TGIF, eh guys? Today, your Blogmistress is absolutely horrified by Facebook Status updates.
I need you to read these. I also need to tell you, I am related to the person who composes these.
(I really am not sure how... I... no words. Just read. If we are like-minded, you may just throw in the towel and quit the Internet.)
Finally... I am truly sorry for what I am about to unleash on you.
young money wher ya at in this bitch...we swanging n banging like a bat in this bitch... weeezyyyyy concert sukkkkkassss
one more day btiches..one more day... the motha fuken carter,,bitches on mi stick but mi name aint harry potterr................

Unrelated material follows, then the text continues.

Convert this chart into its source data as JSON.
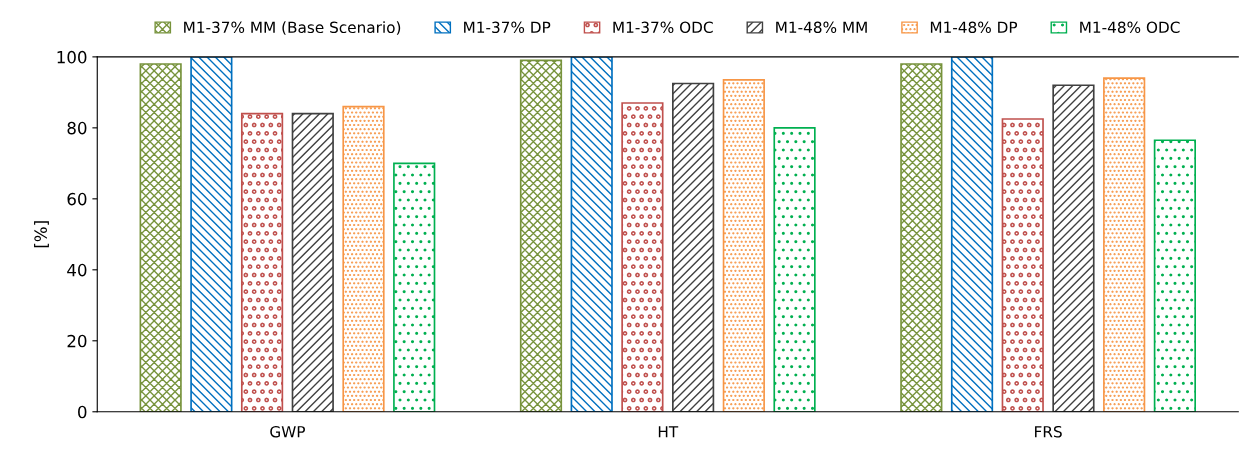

i love it wen she say.....its cool i got it.. i got it... i gott it..
the shoes i wear u dont own a pair....weezy f baby 2 days bitchesssssss
wats in mi wallet dawg..big faced hundrreds..went to the mall bought errything that i wannteddd....suckas
lookin at new wips...anyone tryna buy a dodge dakota..
im so twisted i walk in swirls
july 31 weezy weee cant wait suckaaassss
im in the cut wit them ozzziiesss
oh kimosabe, big ballin is my hobby
i dont need security i need fan patrol
And the piece de resistance:
if u a bad bitch then im at chu like a pound of cake n a fat doode
So then there are people who respond to this garble... with something akin to:
lol ur so gay
Seriously? All of my senses are assaulted.
And who the fuck is weezy??
Oh my God, please comment. Lord have mercy, give me something to live for.